Oral History Interview with Eula McGill, December 12, 1974. Interview G-0039. Southern Oral History Program Collection (#4007) in the Southern Oral History Program Collection, Southern Historical Collection, Wilson Library, University of North Carolina at Chapel Hill.

Full Text of the Excerpt

LEWIS LIPSITZ Right. Was it a risky business to become a union supporter or a union organizer in those days?
Very risky because at that time, as I said, they didn't have . . . as I remember, there were only two paid organizers on the Textile staff, that's the old United Textile Workers. I don't mean "old," but since we have . . . . LEWIS LIPSITZ The former one.
Yes. The United Textile Workers, and they had the whole state of Alabama. Most of the people who were involved and carrying the brunt of it were the workers in the plant who were what we would call volunteer organizers, of which I was one. Those people were harassed in their homes by the people that were anti-union that worked with them, the police, because in Gadsden, Alabama a lot of people know the history of the struggles of the workers there to organize, in the Goodyear mills and in the Republic Steel mills and in the Dwight Manfacturing Company, the big textile mill. So many people who were active in the organizing campaign, the workers who were in the plant and on the volunteer organizing committee and we called them volunteer organizers, were beaten up, taken out and flogged and it was very risky. LEWIS LIPSITZ Well, why did people do it? Why did you do it?
Why I did it? LEWIS LIPSITZ Why did you take the risk? Why not just go along, you know what I mean?
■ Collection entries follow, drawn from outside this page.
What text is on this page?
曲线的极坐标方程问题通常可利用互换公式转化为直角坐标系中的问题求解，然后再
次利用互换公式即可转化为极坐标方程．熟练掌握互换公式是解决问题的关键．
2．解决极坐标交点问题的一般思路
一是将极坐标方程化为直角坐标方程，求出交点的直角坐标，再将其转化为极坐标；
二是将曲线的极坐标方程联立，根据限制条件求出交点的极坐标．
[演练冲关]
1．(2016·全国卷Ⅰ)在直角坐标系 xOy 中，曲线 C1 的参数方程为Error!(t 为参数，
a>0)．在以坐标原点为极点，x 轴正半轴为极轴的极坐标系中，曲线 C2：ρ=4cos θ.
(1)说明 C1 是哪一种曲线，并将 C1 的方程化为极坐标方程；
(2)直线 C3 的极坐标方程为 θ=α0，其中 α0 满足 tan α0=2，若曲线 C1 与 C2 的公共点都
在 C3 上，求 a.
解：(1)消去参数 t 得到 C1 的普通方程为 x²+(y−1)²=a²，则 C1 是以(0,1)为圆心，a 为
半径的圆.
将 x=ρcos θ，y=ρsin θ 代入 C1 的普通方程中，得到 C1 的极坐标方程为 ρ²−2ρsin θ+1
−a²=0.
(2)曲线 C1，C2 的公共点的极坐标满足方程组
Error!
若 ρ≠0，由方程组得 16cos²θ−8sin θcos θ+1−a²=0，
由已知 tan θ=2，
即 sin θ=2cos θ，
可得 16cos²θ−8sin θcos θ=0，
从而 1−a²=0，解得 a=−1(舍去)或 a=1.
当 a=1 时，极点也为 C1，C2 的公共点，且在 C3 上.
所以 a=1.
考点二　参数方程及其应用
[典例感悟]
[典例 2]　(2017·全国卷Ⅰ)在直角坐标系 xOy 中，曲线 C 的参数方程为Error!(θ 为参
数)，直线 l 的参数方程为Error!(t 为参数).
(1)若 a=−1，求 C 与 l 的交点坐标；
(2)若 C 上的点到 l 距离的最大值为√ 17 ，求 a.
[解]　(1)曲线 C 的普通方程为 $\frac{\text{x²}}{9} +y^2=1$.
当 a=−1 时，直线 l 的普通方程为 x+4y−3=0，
Well, you see, in a way, you felt that . . . well, my mother said to me when I first joined the organizing committee in the plant in which I worked, and I think that it sums it up as to how all of us felt. My sister, who had it a little better than me, her husband was a union man in plaster and making pretty good money at the time and we were discussing the union at home one night and of course, my father was out of work because of the Depression and I was the only one having a steady paycheck coming in, although it wasn't but three or four dollars a week, it was the only money that we counted on every week. We were sitting at the table talking and I said, "I'm going to join the organizing committee." My sister said, "You'll get fired." My mother said, "Well, what does it matter if she does get fired? She is eating and sleeping, that's all she's doing and she's going to eat and sleep some way." So, we felt that there was no place to go but up and that was the attitude that I had and that was the attitude that I think most of the people that worked with me had. Of course, I didn't last very long, I got discharged and after the general textile strike,which most of the people that came out on strike lost, we did form some good local unions, some of them are still in existence today in Alabama. Most of us, however, had to go back without a contract. Then I joined the Woman's Trade Union League.